Vodafone Confirms Talks to Sell Stake in Verizon Wireless
Published on: 28th Aug 2013
Note -- this news article is more than a year old.
By: Ian Mansfield
Vodafone has confirmed that it is in talks to sell its 45% stake in Verizon Wireless in a deal that is being reported to be worth around USD130 billion.
Verizon has been wanting to buy the stake for years, and there has been persistent speculation that Vodafone would sell, if the price was good enough.
Citing people familiar with the matter, Bloomberg News reported that Verizon is working with several banks to raise $10 billion from each, or enough to finance about $60 billion of the buyout. The rest is expected to be in the form of shares in Verizon, which could also help avoid a hefty tax bill that Vodafone would otherwise face from the sale.

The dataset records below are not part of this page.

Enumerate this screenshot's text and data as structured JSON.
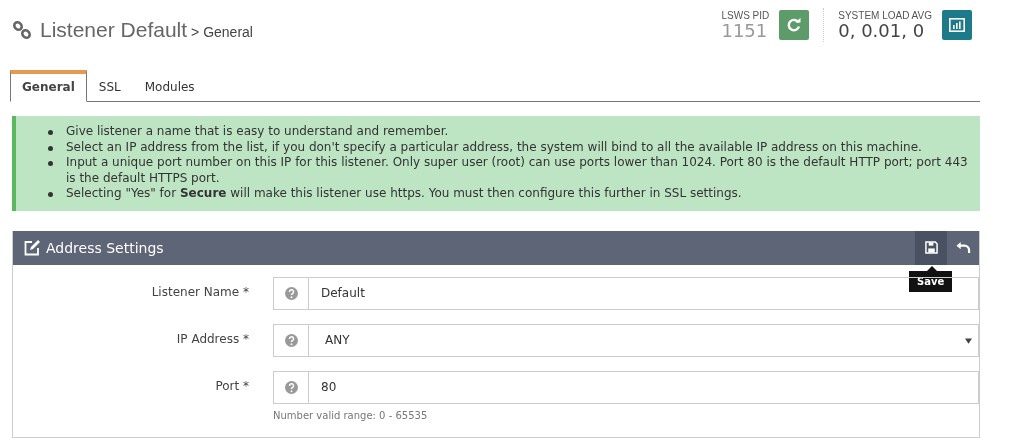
{
  "header": {
    "title": "Listener Default",
    "breadcrumb": "> General",
    "pid_label": "LSWS PID",
    "pid_value": "1151",
    "load_label": "SYSTEM LOAD AVG",
    "load_value": "0, 0.01, 0"
  },
  "tabs": [
    {
      "label": "General",
      "selected": true
    },
    {
      "label": "SSL",
      "selected": false
    },
    {
      "label": "Modules",
      "selected": false
    }
  ],
  "tips": [
    "Give listener a name that is easy to understand and remember.",
    "Select an IP address from the list, if you don't specify a particular address, the system will bind to all the available IP address on this machine.",
    "Input a unique port number on this IP for this listener. Only super user (root) can use ports lower than 1024. Port 80 is the default HTTP port; port 443 is the default HTTPS port.",
    "Selecting \"Yes\" for **Secure** will make this listener use https. You must then configure this further in SSL settings."
  ],
  "panel": {
    "title": "Address Settings",
    "tooltip": "Save",
    "fields": [
      {
        "label": "Listener Name *",
        "kind": "text",
        "value": "Default"
      },
      {
        "label": "IP Address *",
        "kind": "select",
        "value": "ANY"
      },
      {
        "label": "Port *",
        "kind": "text",
        "value": "80",
        "hint": "Number valid range: 0 - 65535"
      }
    ]
  }
}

A deal could be announced as soon as next week.
In a short statement, Vodafone said that it "notes the recent press speculation and confirms that it is in discussions with Verizon Communications regarding the possible disposal of Vodafone's US group whose principal asset is its 45% interest in Verizon Wireless."
Vodafone's 45% stake in Verizon Wireless has usually been valued at around USD100 billion, but it has been generally accepted that Vodafone shareholders are unlikely to support a sale at face value, and would probably need an offer of around USD130 billion from Verizon.
Verizon is also expected to sell back to Vodafone its 23 percent stake in Vodafone Italia, which could be worth around USD5.3 billion. That would give Vodafone full ownership of the Italian subsidiary.
The formation of Verizon Wireless is the result of a bout of deal making by Vodafone's founding CEO, Chris Gent who won the battle to buy USA based CDMA network, Airtouch Communications in the USA back in January 1999 - beating Bell Atlantic to the prize.
As a result of losing the battle for Airtouch, Bell Atlantic terminated its PrimeCo joint venture with Airtouch, leaving the company with a network that was limited to the Western side of the USA, while Bell retained its Eastern network. Despite this break down in relations, only a few months later, Gent was talking to Bell Atlantic about the creation of a nationwide CDMA network operator, and in late September, the two companies announced the formation of Verizon Wireless.
Vodafone took a 45% stake in the even larger company, while Bell Atlantic, later renamed Verizon Communications took the controlling 55% stake in the mobile network.